Zamgoni planned to get a job as a trainee estate agent on leaving school: she was getting interviews for positions before Covid-19 hit, and then everything dried up. She has applied for 50 jobs in the past three months, with no luck. “I have signed up for every job website under the sun,” she says, “and whenever I get an alert about a new job post, I apply for it.” All the firms who come back say the same thing: they’re on a hiring freeze. Zamgoni is trying to stay hopeful, but it’s hard to not be dispirited. “It can be quite depressing every time you open an email and it says: ‘Sorry to inform you …’” she says. “My future feels very uncertain.”

The Resolution Foundation recently predicted that more than a million young people would be unemployed in the coming years. “I wouldn’t want to be 18 right now,” sighs Henehan. “In terms of the labour market, it’s too soon to tell if this recession will be worse than it was in the 1980s, where we had mass youth unemployment, but it’s possible … it certainly looks more challenging than the 2008 financial crisis. At least in this century, this is the worst time to be a young person.”

Being 18 right now can feel a little like being a member of a cursed generation. “We’ve had it so bad,” says 18-year-old Aisha Akram from Manchester. “We had the new GCSEs, when there was a new curriculum and no past papers. And now Covid.” Akram, who plans to study psychology at the University of Manchester next year, worries about her generation’s long-term prospects with a recession looming. “It’s probably going to be really hard to get a job when I graduate,” she says.
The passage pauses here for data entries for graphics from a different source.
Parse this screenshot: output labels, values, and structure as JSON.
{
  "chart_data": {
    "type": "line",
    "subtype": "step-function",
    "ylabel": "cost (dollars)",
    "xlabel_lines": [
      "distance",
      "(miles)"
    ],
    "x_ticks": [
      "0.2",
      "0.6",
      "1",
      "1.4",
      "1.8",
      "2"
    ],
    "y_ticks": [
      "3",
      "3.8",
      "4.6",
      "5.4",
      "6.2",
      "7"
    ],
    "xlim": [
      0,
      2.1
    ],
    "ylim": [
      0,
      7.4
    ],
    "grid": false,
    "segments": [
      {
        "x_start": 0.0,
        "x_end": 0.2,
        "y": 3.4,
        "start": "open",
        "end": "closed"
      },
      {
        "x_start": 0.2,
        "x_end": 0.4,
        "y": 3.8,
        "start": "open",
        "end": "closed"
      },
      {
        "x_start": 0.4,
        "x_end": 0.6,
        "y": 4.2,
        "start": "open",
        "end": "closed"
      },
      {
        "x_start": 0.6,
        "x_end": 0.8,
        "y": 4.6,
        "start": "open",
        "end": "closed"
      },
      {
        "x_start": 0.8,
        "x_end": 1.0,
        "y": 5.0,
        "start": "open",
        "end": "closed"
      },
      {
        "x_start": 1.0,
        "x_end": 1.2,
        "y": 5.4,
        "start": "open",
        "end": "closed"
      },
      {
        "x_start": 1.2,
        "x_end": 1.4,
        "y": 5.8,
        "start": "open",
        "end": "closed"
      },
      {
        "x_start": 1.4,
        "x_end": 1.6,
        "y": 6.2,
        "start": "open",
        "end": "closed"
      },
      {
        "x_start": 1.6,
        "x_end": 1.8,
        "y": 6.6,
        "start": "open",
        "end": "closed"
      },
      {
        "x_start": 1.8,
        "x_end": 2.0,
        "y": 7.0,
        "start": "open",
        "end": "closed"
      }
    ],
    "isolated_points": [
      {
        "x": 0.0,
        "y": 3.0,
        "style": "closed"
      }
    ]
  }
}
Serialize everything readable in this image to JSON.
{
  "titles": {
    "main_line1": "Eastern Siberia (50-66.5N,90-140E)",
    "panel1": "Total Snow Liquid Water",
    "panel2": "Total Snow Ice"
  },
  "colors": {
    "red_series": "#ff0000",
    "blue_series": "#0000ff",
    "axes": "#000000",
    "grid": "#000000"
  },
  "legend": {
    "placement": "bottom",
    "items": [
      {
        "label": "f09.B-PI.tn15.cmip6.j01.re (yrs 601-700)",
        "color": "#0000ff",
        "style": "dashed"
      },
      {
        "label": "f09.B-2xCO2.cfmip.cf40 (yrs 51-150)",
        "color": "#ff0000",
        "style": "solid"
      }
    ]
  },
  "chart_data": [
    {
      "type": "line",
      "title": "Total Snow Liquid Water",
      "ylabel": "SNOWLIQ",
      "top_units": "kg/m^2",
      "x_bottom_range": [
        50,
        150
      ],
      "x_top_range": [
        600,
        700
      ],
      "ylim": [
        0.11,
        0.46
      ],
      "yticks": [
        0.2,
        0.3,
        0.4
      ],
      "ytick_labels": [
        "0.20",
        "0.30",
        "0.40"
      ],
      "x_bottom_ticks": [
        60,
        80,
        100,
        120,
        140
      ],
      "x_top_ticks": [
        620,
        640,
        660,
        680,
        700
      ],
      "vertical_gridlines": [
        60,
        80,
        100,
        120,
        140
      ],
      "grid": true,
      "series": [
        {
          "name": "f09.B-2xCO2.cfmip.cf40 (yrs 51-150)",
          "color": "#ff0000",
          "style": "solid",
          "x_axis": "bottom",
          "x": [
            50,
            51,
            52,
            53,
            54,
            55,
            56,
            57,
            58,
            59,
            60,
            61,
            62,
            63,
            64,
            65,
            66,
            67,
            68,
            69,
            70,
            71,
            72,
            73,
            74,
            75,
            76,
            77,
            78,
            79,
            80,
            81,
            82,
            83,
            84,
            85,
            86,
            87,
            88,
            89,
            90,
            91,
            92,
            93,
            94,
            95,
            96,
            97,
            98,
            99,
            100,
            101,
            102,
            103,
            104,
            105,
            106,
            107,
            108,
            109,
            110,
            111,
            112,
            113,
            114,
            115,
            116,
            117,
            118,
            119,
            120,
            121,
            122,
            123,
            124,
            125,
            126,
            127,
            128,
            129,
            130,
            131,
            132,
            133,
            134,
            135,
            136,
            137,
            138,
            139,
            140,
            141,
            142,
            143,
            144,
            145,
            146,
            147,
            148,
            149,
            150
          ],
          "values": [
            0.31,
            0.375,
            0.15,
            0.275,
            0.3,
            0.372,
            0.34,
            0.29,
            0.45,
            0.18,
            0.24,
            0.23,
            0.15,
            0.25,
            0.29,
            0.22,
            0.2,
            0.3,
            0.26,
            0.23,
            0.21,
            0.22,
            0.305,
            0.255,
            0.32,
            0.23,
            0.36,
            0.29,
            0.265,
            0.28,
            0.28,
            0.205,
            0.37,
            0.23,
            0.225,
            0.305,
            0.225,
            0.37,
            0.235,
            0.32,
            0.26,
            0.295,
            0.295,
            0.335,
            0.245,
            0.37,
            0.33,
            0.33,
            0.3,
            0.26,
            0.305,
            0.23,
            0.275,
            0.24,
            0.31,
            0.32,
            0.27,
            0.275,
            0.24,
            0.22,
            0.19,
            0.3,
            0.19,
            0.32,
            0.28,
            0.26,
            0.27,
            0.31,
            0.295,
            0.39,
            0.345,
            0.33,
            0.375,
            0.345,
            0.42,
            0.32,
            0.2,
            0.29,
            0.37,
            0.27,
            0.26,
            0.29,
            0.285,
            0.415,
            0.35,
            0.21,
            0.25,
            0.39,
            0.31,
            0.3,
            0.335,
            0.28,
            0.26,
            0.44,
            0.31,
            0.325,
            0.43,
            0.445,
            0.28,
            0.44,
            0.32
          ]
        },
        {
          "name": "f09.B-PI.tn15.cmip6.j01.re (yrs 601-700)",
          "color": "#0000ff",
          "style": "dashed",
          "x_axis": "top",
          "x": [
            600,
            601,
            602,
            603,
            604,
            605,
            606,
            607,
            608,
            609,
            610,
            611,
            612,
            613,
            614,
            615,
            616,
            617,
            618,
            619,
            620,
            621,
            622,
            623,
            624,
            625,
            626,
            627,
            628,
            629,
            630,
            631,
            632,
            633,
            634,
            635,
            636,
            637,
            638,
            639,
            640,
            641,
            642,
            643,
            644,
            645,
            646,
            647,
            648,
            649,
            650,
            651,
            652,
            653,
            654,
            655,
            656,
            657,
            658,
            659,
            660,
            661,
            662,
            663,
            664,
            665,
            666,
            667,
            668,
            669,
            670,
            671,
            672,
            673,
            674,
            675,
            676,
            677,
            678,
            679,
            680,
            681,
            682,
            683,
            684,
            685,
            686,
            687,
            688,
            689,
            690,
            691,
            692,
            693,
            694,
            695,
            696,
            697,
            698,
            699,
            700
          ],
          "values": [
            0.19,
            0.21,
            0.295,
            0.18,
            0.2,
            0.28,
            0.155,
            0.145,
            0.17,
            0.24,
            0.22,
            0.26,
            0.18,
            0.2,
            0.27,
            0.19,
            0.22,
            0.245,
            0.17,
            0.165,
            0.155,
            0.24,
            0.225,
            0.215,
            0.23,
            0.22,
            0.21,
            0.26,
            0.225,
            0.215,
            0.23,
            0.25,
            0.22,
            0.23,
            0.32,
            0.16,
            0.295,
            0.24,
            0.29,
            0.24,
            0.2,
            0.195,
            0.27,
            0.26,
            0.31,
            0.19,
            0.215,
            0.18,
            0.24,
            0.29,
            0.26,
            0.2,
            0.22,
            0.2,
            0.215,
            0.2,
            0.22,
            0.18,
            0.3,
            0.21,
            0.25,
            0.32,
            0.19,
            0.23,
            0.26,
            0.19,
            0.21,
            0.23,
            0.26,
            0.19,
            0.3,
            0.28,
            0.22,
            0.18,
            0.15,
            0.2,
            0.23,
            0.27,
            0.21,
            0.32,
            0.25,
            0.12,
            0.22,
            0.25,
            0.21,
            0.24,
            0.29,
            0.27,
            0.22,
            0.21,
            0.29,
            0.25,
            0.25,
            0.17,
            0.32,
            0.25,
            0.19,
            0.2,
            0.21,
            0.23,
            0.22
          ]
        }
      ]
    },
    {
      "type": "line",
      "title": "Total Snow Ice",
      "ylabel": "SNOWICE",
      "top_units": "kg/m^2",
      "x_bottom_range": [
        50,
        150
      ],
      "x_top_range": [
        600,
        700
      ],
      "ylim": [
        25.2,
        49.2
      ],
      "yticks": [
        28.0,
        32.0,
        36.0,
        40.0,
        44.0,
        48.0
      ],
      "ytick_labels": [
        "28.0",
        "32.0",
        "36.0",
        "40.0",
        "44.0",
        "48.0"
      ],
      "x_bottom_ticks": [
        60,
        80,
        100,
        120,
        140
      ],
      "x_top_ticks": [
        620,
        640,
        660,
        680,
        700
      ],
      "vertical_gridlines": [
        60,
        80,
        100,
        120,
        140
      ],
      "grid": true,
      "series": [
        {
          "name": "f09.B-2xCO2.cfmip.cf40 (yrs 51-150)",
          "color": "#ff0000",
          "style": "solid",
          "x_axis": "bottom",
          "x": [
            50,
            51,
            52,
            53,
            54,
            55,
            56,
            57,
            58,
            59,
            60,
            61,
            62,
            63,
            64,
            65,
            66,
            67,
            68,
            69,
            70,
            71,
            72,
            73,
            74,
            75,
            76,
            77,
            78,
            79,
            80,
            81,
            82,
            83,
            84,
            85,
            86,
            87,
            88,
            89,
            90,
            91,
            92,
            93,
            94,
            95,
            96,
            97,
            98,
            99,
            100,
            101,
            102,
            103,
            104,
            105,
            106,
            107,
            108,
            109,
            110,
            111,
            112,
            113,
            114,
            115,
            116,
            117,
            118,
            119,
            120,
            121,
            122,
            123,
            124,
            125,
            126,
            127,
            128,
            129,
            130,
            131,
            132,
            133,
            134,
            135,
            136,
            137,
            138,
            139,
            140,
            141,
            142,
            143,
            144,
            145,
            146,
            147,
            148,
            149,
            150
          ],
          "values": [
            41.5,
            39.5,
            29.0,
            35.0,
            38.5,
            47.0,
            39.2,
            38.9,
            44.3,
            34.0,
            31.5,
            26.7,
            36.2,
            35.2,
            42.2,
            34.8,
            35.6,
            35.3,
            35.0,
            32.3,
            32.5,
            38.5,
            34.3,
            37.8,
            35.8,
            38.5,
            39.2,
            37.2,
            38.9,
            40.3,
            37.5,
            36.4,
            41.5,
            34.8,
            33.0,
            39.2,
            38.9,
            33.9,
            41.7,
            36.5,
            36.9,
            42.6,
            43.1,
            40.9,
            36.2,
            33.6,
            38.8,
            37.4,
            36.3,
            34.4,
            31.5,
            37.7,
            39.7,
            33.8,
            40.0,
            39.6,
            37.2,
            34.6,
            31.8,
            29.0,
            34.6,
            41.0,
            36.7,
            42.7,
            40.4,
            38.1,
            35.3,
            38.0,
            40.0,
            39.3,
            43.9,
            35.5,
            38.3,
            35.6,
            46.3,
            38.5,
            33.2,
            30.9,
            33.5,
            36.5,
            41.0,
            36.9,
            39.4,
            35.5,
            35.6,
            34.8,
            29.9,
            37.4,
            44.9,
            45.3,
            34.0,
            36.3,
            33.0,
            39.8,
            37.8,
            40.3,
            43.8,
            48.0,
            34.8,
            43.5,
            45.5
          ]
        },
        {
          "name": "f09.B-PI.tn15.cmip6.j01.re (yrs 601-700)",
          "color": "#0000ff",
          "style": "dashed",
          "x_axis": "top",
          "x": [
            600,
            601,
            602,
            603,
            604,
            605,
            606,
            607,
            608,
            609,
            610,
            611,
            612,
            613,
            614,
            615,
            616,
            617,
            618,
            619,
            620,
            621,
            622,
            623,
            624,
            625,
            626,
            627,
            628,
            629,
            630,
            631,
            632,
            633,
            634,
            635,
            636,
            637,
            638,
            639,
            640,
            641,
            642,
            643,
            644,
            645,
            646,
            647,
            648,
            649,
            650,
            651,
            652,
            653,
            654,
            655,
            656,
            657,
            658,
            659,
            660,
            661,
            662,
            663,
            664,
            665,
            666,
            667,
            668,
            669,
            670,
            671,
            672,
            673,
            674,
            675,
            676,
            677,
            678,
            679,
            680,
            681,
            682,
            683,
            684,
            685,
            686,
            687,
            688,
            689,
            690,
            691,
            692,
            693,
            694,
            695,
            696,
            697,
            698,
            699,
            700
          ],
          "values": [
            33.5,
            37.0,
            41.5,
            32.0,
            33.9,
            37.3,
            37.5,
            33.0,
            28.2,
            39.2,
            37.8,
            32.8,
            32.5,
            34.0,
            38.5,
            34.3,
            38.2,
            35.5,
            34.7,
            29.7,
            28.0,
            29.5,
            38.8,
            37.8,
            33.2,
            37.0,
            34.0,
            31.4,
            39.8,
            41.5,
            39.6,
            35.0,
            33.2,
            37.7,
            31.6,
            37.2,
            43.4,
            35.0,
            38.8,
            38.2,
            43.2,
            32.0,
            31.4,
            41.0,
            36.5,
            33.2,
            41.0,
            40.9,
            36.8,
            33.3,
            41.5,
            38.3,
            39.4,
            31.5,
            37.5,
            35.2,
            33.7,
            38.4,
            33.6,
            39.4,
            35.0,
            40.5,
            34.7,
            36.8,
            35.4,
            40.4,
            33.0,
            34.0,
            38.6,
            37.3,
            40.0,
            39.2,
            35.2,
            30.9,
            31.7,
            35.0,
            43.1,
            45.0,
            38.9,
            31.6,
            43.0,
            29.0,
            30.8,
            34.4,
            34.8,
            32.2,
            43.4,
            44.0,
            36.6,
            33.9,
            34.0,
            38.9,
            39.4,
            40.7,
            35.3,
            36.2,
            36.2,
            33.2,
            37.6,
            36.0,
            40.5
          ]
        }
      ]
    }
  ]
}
Some of Akram’s friends think deferring will improve their job prospects – the labour market should be in better shape by then – but Henehan says that is far from certain: “If everyone stays in education a bit longer, they all exit en masse, and will be competing for the same jobs.”

Finiin’s friends have started jokingly referring to themselves as the “class of Covid-19”. “I remember our economics teacher joking about coronavirus in January, and everyone was laughing,” Finiin says, “and then – bam! – we were all locked down in our houses and school was cancelled. Everything happened at once. I think we’ll look back in a few years and think: ‘Wow, how did that happen?’”

But Akram is confident that the class of Covid-19 will emerge victorious, pointing to the Fridays for Future climate crisis movement and the recent Black Lives Matter protests as evidence of Generation Z’s commitment to making a positive impact on the world. “All these protests will equate to something,” Akram says. We’ve been hard done by, but in the end we will come out stronger. Our generation is going to make a big change in the world.”